Last week 350 newspapers across the nation sent a message to Donald Trump rebutting his dangerous assertion that the press is “the enemy of the people.” It’s not surprising that this paranoid and increasingly cornered president and his administration are ramping up the rhetoric on their growing volume of scandals, incompetence and corruption. Words matter — and it’s a lesson equally applicable to Montana’s Congressman Greg Gianforte and Interior Secretary Ryan Zinke.

There is great wisdom in “the pen is mightier than the sword” — which is why Trump fears a free press reporting on his disastrous presidency while his accusations of “fake news” grow less effective daily. Yet his words still have the ability to move some to violence against the media.

Take the bomb threat called in to the Boston Globe, the paper that started the editorial revolt against Trump’s attacks on the press. Somewhere out there, someone decided the Globe should be bombed for speaking truth to power when the Globe actually deserves to be honored for fearlessly leading the nationwide media blowback against Trump’s attempts to silence the press.

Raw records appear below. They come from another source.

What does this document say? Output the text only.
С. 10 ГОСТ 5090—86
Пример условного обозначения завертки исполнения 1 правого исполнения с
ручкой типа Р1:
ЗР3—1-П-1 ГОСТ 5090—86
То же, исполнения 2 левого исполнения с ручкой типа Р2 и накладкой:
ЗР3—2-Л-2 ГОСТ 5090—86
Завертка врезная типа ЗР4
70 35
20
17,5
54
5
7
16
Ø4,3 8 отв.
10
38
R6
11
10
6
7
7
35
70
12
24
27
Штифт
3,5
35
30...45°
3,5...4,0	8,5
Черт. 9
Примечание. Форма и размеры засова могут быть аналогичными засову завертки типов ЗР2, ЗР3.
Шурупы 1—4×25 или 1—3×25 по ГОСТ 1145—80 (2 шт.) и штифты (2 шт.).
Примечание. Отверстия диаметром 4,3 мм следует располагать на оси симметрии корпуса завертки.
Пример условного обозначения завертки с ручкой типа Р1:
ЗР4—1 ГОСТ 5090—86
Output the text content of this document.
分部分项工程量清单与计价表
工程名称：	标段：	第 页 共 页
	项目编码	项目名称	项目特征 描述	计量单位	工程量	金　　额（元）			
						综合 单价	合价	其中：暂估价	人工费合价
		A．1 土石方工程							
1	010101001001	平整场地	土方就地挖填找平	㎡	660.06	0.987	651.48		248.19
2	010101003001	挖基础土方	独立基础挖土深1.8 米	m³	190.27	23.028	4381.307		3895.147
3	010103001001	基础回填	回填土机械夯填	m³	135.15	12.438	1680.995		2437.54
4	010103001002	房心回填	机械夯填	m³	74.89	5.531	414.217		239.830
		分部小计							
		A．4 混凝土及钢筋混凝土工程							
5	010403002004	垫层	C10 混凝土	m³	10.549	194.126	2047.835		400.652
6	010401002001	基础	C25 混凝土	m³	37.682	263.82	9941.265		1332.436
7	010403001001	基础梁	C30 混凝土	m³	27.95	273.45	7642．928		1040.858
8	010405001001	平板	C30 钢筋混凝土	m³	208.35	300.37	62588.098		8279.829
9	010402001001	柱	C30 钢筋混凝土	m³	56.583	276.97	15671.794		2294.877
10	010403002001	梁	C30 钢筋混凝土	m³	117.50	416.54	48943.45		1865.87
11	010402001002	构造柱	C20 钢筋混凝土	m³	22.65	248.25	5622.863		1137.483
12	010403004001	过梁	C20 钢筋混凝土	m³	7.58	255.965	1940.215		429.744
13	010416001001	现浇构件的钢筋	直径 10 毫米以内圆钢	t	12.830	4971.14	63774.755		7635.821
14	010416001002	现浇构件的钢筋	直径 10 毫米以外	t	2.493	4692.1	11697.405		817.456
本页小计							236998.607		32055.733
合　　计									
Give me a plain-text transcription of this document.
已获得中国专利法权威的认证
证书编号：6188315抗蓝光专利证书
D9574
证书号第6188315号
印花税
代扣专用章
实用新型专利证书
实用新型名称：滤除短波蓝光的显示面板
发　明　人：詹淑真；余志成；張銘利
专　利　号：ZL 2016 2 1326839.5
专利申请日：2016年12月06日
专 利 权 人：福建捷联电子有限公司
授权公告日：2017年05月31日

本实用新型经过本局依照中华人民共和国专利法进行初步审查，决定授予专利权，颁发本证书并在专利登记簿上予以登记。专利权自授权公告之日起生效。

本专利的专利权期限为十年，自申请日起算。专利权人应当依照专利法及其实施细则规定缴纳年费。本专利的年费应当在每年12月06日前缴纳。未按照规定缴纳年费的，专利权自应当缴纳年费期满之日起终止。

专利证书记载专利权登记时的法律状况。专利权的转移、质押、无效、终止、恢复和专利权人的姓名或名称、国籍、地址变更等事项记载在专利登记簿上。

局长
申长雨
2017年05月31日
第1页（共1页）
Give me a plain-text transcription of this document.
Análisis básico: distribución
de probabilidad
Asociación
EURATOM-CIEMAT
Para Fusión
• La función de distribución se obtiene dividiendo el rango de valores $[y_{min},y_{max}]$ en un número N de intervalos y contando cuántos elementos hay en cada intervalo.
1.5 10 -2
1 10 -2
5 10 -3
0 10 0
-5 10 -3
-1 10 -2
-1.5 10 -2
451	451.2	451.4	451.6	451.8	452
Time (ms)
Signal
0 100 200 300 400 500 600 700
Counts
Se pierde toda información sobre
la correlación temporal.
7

Yet, while the national media was fighting back against Trump’s inflammatory words, Zinke was in California using the wildfires to cast blame on environmentalists. Yep, the very people who have been warning for decades that the continued burning of coal, oil and gas were overloading the atmosphere with greenhouse gasses are the ones to blame when their global warming predictions come true.

Unfortunately, Zinke didn’t stop there. Instead he went on to recklessly label those who used the judiciary to force federal land management agencies to comply with the law as “environmental terrorists.” One might wonder how it’s possible that this guy doesn’t understand the three “separate and equal” branches that are the very foundation of our government. Or that the judiciary exists as part of the checks and balances on the very abuses of the executive branch so blatantly in evidence in the Trump administration.

So tell us, Secretary Zinke, what part of taking public policy disputes to a court of law is construed as “terrorism” in your mind? And if you can’t, maybe you’d best rethink your rash and totally baseless accusations before someone, believing your false words, decides to hurt someone.

And finally, there’s Montana’s lone congressman, Greg Gianforte. That he went to Congress with absolutely no experience in lawmaking was on full display last week when some conservation groups asked him to hold public hearings on his bills to destroy Montana’s existing Wilderness Study Areas.

Gianforte’s response was to tell those organizations he’d think about having public input after the bills had passed. If this sounds totally inane there’s a good reason — it is. Anyone with any experience with lawmaking knows every word counts. The simplest example is the difference between the words “may” and “shall”; the former meaning you have a choice to do something and the latter meaning it’s mandatory. There’s every reason for Gianforte’s constituents, who are all Montanans by the way, to seek input and oversight on drafting the language of the laws that affect our quality of life — and no good reason for him to deny that.

As Thomas Jefferson sagely wrote in 1787: “Were it left to me to decide whether we should have a government without newspapers or newspapers without a government, I should not hesitate a moment to prefer the latter.” That’s advice Trump, Zinke and Gianforte should heed as every day fewer citizens are finding their threatening words and divisive “governance” acceptable.